Portal to Planet Winter. This big leaning Sugar Pine had a burnt out hollow on its uphill side, which was tall enough for me to stand in like a phone booth, for shelter during squalls. It’s trunk would creak as it tossed its ponderous outstretched branches in the wind, foot long cones swinging from the tips.
This Sugar Pine was right near the top of a sweet little ski run, that I would run laps on from home, and was protected well enough inside to have a bare duff floor for much of the winter. Sometimes during storms, I would click out of my skis and kick steps down into the hollow, and me and the dog would sit in here for a little snack break; called it my ski hut.
Having survived disfiguring burns with grace for the better part of a half millennium, the exposed wood around the opening had swirls of dense, burnished grain and crystalized resin where it had tried to heal. Not sure when it last burned like that around here, but it could well have been precontact Indigenous burns that hollowed it out. It was a tree of great distinction and character, which I had known and found shelter in for many years.

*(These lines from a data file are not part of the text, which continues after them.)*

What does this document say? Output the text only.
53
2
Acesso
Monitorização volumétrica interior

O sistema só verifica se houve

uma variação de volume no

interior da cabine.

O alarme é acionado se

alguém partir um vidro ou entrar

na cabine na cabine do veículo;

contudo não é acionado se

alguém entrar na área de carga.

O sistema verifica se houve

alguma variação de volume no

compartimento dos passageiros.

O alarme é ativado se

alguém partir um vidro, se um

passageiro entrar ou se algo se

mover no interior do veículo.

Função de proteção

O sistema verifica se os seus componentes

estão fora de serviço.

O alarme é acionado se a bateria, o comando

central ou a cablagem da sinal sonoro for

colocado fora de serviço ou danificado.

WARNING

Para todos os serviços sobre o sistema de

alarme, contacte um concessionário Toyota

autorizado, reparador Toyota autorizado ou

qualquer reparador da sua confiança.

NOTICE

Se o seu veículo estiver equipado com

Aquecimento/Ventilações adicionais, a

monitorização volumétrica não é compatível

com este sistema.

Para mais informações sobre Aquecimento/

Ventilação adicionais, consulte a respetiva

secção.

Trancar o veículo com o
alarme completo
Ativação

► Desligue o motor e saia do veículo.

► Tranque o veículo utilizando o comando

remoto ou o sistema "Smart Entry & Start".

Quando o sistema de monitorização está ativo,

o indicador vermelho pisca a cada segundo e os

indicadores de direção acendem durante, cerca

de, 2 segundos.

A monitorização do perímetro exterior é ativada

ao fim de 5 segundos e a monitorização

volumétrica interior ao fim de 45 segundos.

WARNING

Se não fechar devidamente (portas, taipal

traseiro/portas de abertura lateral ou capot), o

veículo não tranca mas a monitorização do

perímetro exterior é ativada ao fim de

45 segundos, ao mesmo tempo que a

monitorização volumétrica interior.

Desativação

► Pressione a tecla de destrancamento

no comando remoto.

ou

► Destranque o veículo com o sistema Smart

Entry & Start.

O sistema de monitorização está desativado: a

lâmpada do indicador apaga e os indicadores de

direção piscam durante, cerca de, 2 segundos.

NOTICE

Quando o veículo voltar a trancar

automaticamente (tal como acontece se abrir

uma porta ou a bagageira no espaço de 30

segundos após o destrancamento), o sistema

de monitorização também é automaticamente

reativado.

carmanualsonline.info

This leaning Sugar Pine was toppled by a gale a few winters back; a big weird blow, backdoor out of the east, on a day so gnarly I would not have been out here any which way. But it toppled without disturbing the cavity walls, now roofless but intact.
I could sort of picture myself standing inside there in the immediate aftermath of the collapse, surrounded by the twisted carnage and settling dust, unscathed but shaking, in a crackling torrent of endorphins, from the massive release of energy at the climax of that one mounting penultimate gust, roaring in from the farthest reaches. Because sometimes it’s like that around here.